Depois disso ninguém mais quis se pronunciar. A minha única ação foi ficar de boca aberta quando entramos em um portão enorme e branco e uma casa, dessas de ricos apareceu em minha frente.
Só me dei conta que todos saíram do carro quando Adam abriu a porta para mim.

—Seja bem vinda, Aly! -Saio do carro deslumbrada com o tamanho do lugar.

—Meu nome é Maria... -Minhas palavras saem falhadas e ele saiu me puxando para dentro da casa.

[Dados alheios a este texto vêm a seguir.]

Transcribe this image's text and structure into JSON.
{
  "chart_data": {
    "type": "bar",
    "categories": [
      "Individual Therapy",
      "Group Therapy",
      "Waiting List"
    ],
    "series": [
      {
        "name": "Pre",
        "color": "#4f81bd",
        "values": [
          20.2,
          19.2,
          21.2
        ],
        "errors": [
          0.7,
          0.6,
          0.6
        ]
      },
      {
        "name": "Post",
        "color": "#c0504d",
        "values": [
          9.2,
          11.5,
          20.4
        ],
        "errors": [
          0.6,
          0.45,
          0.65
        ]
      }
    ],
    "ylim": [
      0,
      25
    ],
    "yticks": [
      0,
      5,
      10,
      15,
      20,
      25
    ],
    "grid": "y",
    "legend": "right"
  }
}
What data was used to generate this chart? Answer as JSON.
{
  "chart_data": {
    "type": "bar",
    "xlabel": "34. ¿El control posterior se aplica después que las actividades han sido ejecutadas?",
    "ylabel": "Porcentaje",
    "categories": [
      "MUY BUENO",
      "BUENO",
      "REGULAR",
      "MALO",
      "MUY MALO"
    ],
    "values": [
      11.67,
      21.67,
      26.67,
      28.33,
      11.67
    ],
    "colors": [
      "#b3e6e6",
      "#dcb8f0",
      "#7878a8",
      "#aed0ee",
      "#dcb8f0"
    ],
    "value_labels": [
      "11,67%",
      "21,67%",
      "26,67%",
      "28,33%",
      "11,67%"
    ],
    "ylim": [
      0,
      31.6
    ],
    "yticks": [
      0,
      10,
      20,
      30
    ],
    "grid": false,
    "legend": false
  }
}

—Eu sei, mas eu vou te chamar de Aly! -Tenho a impressão de que se eu o contrariar vai ser pior... —Vamos, me dê um apelido!

Existe apelido para um nome tão pequeno? Tipo, Ad, não...
D? Tipo nos filmes em que dão apelidos com só uma letra! Não, também é estranho...

—Dam! -Falei sem tentar esconder o quanto estava empolgada.

—Gostei! É melhor do que Júnior...todos me chamam assim, é tão chato. -Ele solta minha mão e se joga no sofá. Quanta falta de educação!

—Alysson, quer conhecer seu quarto? -A senhora pergunta e eu encaro a todos procurando pelo menino ou menina. —Você é a Alysson!

—Não, meu nome é Maria! -Tento ser cordial e educada. —Se não for pedir muito, eu ainda não tive nenhuma...

—Alysson, vá para seu quarto! -O senhor D'Lavin manda, e eu nem sei onde é o quarto!

—Sim... -Saio acompanhando uma senhora.

Quando ela abre a porta do quarto, vejo meus olhos brilharem. Eu não gosto de rosa, mas ainda sim é um quarto. Ele é pintado, paredes rosa bebê e uma rosa bem forte e outra com bolinhas. É limpo e tudo parece novo. Ela me guia até o banheiro, QUE É DENTRO DO QUARTO, tem tudo, tem até espelho!
Novamente ela me puxa até outra porta e quando abre sinto uma lágrima solitária descer livremente sobre meu rosto. Eu nunca tive, nunca vi, tanta roupa na minha vida.

Quando me virei para a mulher, ela já estava abrindo a porta do quarto.

—Não saia até segunda ordem! -Falou e fechou a porta.

Em desespero corri até a porta, não foi uma surpresa encontrá-la trancada. E eu achando que agora iria mudar alguma coisa. Pelo menos lá tinha comida.